Así, Mu Yifan volvió a abrazar y a lamer a Zhan Beitian, sobre quien
estuvo acostado toda la noche.
Cuando se despertó al día siguiente, se dio cuenta de que tenía la
barbilla y el cuello fríos. Tras usar una mano para limpiarse, el dorso de su
mano se manchó inmediatamente de líquido.
¿Saliva?
Mu Yifan miró con desconfianza su mano y luego se volvió, enfrentándose
a la fría mirada de Zha Beitian.
―Realmente
quiero saber, ¿exactamente con qué estabas soñando anoche? ―La voz de
Zhan Beitian era grave.
―¿Yo? ―Mu Yifan pensó un poco y dijo: ―Creo que soñé que tenía un banquete.
Zhan Beitian dejó escapar un profundo suspiro y reprimió la furia de su
corazón antes de apartar a la persona que estaba tumbada sobre él. Se levantó y
se quitó la camisa manchada de saliva antes de dirigirse a tomar un baño.
Después de que los dos desayunaran, salieron de la Aldea Baibi.
En el camino de vuelta a Ciudad G, Zhan Beitian condujo lentamente, con
la intención de tomarse el tiempo necesario para apreciar el paisaje. En el
futuro, cuando llegue el apocalipsis, no habrá ninguna posibilidad.

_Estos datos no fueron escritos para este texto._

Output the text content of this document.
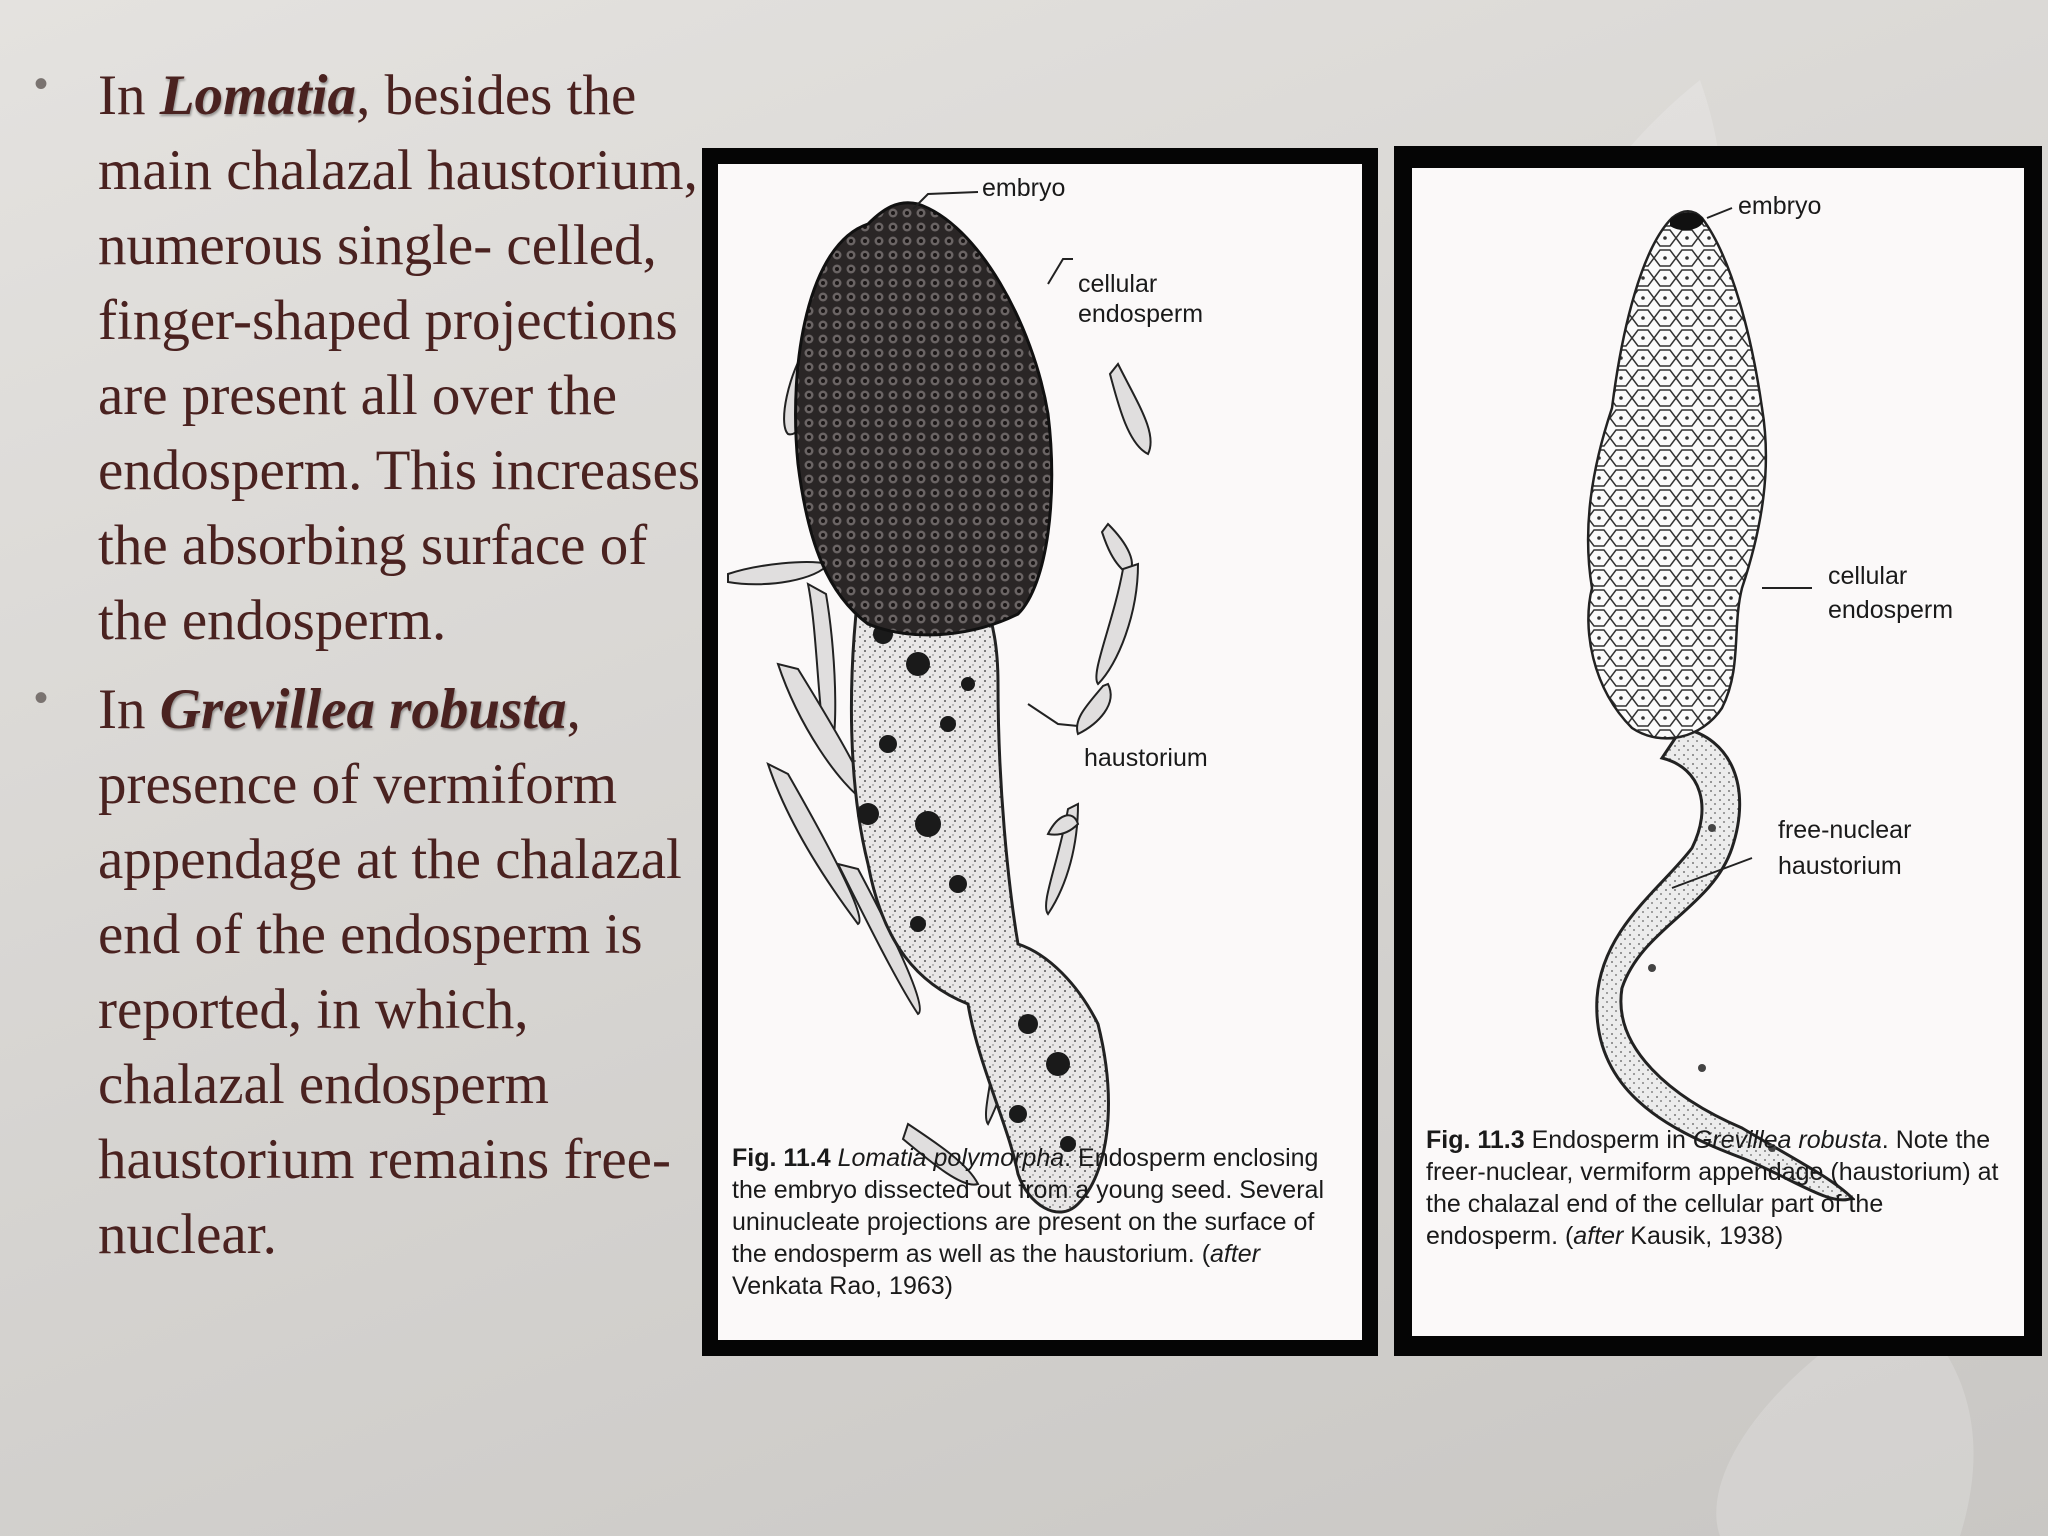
• In Lomatia, besides the main chalazal haustorium, numerous single- celled, finger-shaped projections are present all over the endosperm. This increases the absorbing surface of the endosperm.
• In Grevillea robusta, presence of vermiform appendage at the chalazal end of the endosperm is reported, in which, chalazal endosperm haustorium remains free- nuclear.
embryo
cellular
endosperm
haustorium
Fig. 11.4 Lomatia polymorpha. Endosperm enclosing the embryo dissected out from a young seed. Several uninucleate projections are present on the surface of the endosperm as well as the haustorium. (after Venkata Rao, 1963)
embryo
cellular
endosperm
free-nuclear
haustorium
Fig. 11.3 Endosperm in Grevillea robusta. Note the freer-nuclear, vermiform appendage (haustorium) at the chalazal end of the cellular part of the endosperm. (after Kausik, 1938)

Cuando llegaron al distrito central de Ciudad G, ya eran las 6 pm, la
hora a la que estaban fijadas sus reservas.
Mu Yifan y Zhan Beitian llegaron al Restaurante Han y dos camareras con
trajes tradicionales Han les dieron la bienvenida.
Zhan Beitian preguntó: ―¿Hubo una persona apellidada Lu
que hizo una reserva ayer?
―Así es. El Señor Lu está ahora mismo en el cuarto Han de la quinta planta. ―La camarera
les llevó a la quinta planta y llamó a la puerta antes de que la persona que estaba dentro les permitiera
entrar. Empujando la puerta, los acompañó dentro.
Cuando la gente de dentro vio a Zhan Beitian, el ambiente se animó al
instante.
―Es el jefe,
el jefe está aquí. ―Lu Lin lo vio y gritó emocionado.
Los que estaban sentados en el sofá charlando oyeron su voz y se
volvieron rápidamente hacia la entrada. ―Hey, el jefe está aquí. Jefe,
realmente llegas a tiempo, pero como eres el último en llegar, tienes que
castigarte y beber un vaso. ¿Están todos de acuerdo?
―Sí...
Xiang Guo intervino rápidamente: ―Hermanos, los castigos pueden
esperar hasta más tarde. Ahora mismo, queremos
ver a la cuñada.
―¿Cuñada? ―Había algunas personas que desconocían este asunto y preguntaron con incertidumbre: ―¿Qué cuñada?
Xiang Guo se rió: ―Probablemente todavía no lo saben, ¿verdad? El jefe tiene una novia.
―¿En serio? ¿Quién es la cuñada?
Xiang Guo miró a Zhan Beitian. ―Jefe, date prisa y trae a la cuñada para que la veamos.